Onyia, 33, remembers True Religion as a hot brand when he was growing up, but his plan is to elevate it and move it beyond denim. He does want to maintain some of the line’s signatures, but believes shoppers today are looking for novelty denim.

"They were interested in bringing me on to show that True Religion is more than just a denim brand. We will be more fashion... I won't say fashion-forward, but we will be more fashion-leaning," said Onyia. "Denim is still the foundation, but we will be offering just more of what you're seeing now in the fashion community or in the streetwear community."

These new designs will be coupled with limited-edition drops and collaborations. Onyia said UpscaleHype will continue—he has a team in place—but it will remain a separate business, and True Religion will only be integrated onto the platform if it makes sense.

"That's not something that's going to be forced. I mean, it's like UpscaleHype, for the most part, has always been an organic platform," said Onyia.

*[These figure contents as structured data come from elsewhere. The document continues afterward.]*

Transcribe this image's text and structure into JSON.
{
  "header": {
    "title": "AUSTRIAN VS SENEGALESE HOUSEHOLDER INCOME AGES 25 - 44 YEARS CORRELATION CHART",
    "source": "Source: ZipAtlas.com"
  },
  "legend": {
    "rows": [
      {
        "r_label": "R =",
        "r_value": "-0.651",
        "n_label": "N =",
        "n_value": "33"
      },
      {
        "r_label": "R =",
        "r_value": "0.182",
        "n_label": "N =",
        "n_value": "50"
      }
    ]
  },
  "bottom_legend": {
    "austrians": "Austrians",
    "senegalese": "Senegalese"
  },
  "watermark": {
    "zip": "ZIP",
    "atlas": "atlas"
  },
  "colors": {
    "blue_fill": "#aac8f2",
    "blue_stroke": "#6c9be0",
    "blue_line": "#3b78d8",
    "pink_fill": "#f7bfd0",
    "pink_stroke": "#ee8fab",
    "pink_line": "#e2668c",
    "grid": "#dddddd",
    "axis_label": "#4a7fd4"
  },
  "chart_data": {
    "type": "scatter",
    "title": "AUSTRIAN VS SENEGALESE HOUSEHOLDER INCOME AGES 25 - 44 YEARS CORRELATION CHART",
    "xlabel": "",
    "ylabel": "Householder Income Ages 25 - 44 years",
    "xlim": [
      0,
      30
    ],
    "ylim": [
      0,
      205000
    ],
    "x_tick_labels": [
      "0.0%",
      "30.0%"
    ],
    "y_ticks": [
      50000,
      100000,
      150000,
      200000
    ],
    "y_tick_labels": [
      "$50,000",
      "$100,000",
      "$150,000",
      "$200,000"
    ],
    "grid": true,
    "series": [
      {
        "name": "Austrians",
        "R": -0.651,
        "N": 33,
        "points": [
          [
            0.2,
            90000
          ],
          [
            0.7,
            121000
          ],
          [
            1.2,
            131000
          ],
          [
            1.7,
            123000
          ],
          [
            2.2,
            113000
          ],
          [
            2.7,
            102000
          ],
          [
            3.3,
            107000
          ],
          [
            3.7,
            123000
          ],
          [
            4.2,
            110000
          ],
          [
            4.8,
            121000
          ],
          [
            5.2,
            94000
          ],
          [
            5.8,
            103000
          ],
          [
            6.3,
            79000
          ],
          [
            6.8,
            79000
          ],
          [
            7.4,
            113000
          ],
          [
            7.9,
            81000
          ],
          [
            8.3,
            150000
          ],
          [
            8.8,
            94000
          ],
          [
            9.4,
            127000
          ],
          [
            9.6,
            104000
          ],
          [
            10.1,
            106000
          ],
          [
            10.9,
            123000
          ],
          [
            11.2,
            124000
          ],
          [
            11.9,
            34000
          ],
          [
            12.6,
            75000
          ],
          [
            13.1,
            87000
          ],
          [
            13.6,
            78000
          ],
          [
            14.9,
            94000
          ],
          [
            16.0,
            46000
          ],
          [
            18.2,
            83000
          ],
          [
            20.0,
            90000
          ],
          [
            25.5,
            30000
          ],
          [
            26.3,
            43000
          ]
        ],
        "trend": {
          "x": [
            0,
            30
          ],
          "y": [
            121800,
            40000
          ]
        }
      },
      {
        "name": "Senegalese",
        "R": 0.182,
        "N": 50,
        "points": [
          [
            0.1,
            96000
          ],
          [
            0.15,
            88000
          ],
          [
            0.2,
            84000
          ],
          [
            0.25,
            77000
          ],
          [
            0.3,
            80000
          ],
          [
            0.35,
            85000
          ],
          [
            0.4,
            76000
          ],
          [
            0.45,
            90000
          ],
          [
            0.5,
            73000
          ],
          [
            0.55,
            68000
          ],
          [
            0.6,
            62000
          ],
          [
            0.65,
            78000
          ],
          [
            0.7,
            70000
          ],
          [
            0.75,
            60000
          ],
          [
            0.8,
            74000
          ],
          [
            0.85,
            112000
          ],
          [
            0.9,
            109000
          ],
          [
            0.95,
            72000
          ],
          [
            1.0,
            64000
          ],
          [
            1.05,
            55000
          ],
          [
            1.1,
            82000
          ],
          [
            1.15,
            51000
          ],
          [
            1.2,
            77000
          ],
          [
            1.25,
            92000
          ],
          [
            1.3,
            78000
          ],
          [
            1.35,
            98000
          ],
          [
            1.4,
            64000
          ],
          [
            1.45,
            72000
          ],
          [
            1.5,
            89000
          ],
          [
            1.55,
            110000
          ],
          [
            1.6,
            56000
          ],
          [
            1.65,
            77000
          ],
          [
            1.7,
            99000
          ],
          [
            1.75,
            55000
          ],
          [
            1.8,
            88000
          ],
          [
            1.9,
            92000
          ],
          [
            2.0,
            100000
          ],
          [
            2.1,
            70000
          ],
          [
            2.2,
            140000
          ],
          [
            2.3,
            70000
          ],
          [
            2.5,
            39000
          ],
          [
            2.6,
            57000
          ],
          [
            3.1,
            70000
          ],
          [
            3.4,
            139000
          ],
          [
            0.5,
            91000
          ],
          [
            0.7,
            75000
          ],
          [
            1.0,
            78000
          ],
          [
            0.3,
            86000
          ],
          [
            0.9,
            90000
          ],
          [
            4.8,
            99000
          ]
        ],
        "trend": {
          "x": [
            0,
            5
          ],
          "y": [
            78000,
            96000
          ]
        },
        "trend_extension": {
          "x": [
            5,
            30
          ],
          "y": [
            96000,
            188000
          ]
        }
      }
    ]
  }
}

When Onyia started UpscaleHype, he said the goal was always to work with artists and brands, and the True Religion position offers him the chance to do both on a larger scale. Whether or not this tie-in will work has yet to be determined, but Grayson is confident about the choice.

“I think that my movement forward with the company is very nontraditional, and I wanted to pick a very nontraditional path,” said Grayson. “So it was just his eye, it was his own personal style, and it was how he styled his clients.”